Mongolia: Let the family connection even stronger


A Mongolian single mother shared that she was always sad to hear her children said to her “if dad is still here... or if dad can do it, why can’t you...” She often questioned how could she take care of her children by herself.  

Single mothers are common in Mongolia. According to the National Statistics Office of Mongolia, there are around 70,693 households that are led by single mothers in 2021, around 8% of the entire household number in the country. Among 18,730 single mother households in Ulaanbaatar, most of them are raising 3 to 5 children by themselves, and the children’s age is around 0-14. This just shows how huge a responsibility these mothers are carrying.

Seeing this issue, the Mongolian government had decided to provide free children daycare for 24 hours per day, 5 days per week, and hoped to stimulate a good environment for children to grow. However, because of the different perspectives on education, the environment of the daycare center, and children's development, many parents still wanted to take care of their children by themselves. As a result, many parents who had preschoolers often need to stay at home to care for their children and lived on the social welfare provided by the government.


We saw the intersection between economic and parental pressure often created issues such as authoritarianism, the use of battering and scolding as education, and emotional pressures happening in the single-mother families TFCF Mongolia Branch Office assisted.

TFCF Mongolia Branch Office started to provide Parenting education and support group projects in 2020. We invited single mothers who have preschoolers to participate in our activities. If there was no one who could take care of their children while they were participating in the activities, the mothers could also take their children to class, and we had professional caregivers who could take care of them. The goal of this project was to improve the single mothers’ parenting skills and to relieve the emotional pressure they accumulated over a long period of time. We wanted to help the parents to use a positive attitude and perspective to lead their children to grow and draw them closer to their children.


One participant shared that, through participating in the courses, "I feel like I am slowly changing how I interact with my children, and I feel like I understand them better, and I feel I am closer to them. Ever since I had children, I didn’t have many chances to learn and study. But now I come to class every week, which makes my life even fuller."

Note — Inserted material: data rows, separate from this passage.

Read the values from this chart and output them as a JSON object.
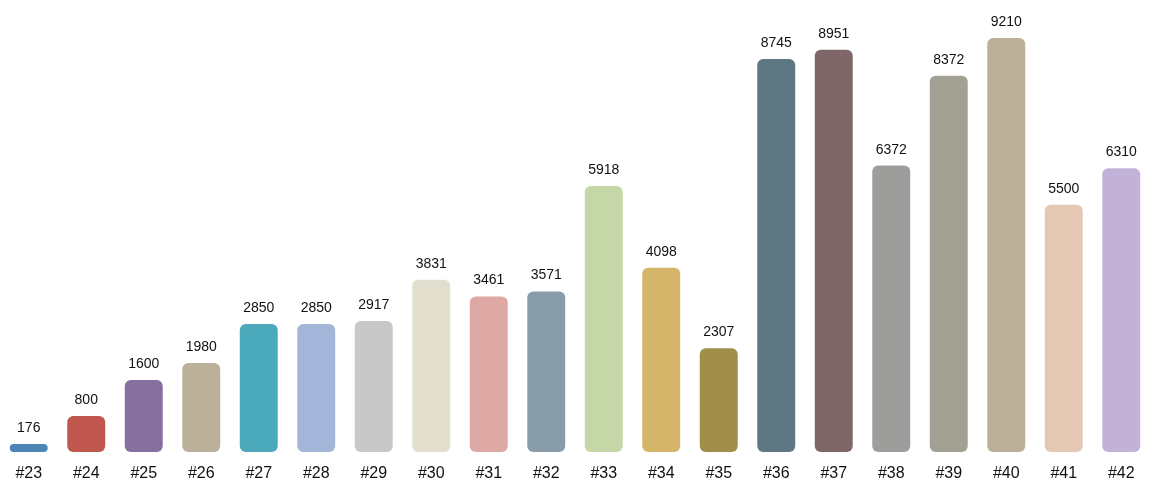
{
  "chart_data": {
    "type": "bar",
    "categories": [
      "#23",
      "#24",
      "#25",
      "#26",
      "#27",
      "#28",
      "#29",
      "#30",
      "#31",
      "#32",
      "#33",
      "#34",
      "#35",
      "#36",
      "#37",
      "#38",
      "#39",
      "#40",
      "#41",
      "#42"
    ],
    "values": [
      176,
      800,
      1600,
      1980,
      2850,
      2850,
      2917,
      3831,
      3461,
      3571,
      5918,
      4098,
      2307,
      8745,
      8951,
      6372,
      8372,
      9210,
      5500,
      6310
    ],
    "colors": [
      "#4e84b8",
      "#c0574f",
      "#8670a0",
      "#bbb099",
      "#4aaabb",
      "#a3b6d9",
      "#c8c8c8",
      "#e2dfcf",
      "#dea8a4",
      "#899ca9",
      "#c5d7a7",
      "#d4b56a",
      "#a08e4a",
      "#5f7782",
      "#7f6669",
      "#9d9d9b",
      "#a2a093",
      "#bbaf97",
      "#e4c8b4",
      "#c3b2d8"
    ],
    "data_labels": true
  }
}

We put many concepts of children development in the courses and let parents understand the knowledge and indicators of how preschoolers develop. Many parents had already found out that their children had the issue of development delay, but they were often constrained by the traditional perspectives that these issues would be solved when they grew up and didn’t seek professional help or treatment. As a result, many children missed the timing for treatment, which impacted their learning and development.  

On top of the constraints of dire economic conditions and traditional ideologies, taking care of multiple children often made the parents have too much on their plate. Because of this, parents were getting used to using beating and scolding to educate their children. This situation would only create a gap in their parent-child relationship, and their children would stop sharing their lives with them anymore.

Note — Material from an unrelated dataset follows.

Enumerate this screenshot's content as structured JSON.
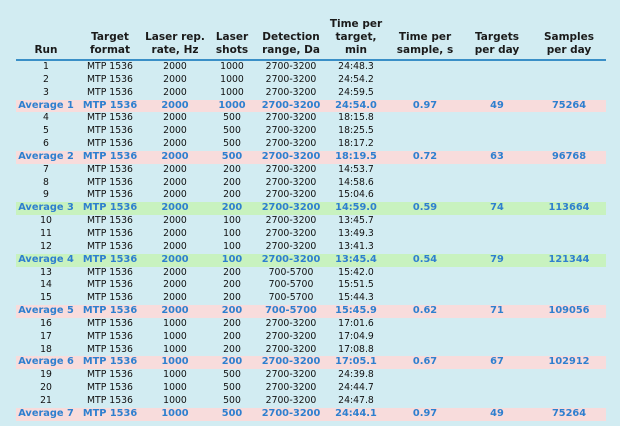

After participating in the courses and support groups, one participant shared that, "I started to use different methods to communicate with my children. Besides learning about their interests and playing with them as much as I can, I tried to take more time listening to them and standing in their shoes. Whenever my children did something good, I would give them praise and encouragement, and I think I am getting closer to my children!"

During courses, the teacher arranged a time to let the parents write letters to their children and let them use words to share what they were too shy to say in person. Some of them even cried while writing, and regretted that they were too busy to express their love and caring for their children. Through this activity, we let the parents understand that there was a different way to communicate with their children besides physical violence and scolding.


In order to improve the parent-child relationships, we arranged a one-time parent-child trip and let the families who could not afford to have a chance to go on a trip and create valuable memory together. Moreover, those who have been traumatized and experienced domestic violence could apply for consultation and seek help from professional therapists.  

Whenever the courses ended, social workers would take extra time to check with the parents to let them reflect on what they had learned that day, and get a sense of how they were doing by talking with them. The social workers share that the parents looked better after participating in the courses. They would discuss with each other about problems with parenting during break-time, share job opportunities and become a support network with each other. We provided a space for them to express their feeling, which filled them with positive energy and a sense of belonging.


Our parenting education is in connection with child development. The aim of the project and support group is to let the parents understand how to act in the role of caregivers, which means that they not only need to take care of their children, but also need to understand the personalities and needs of their children. Whenever their children are facing difficulties, they have to provide support and encouragement and let their children feel rewarded and safe. Most importantly, parents need to take care of their own mental and physical conditions. Only if they have taken care of themselves, can they have enough patience and strength to take care of their children.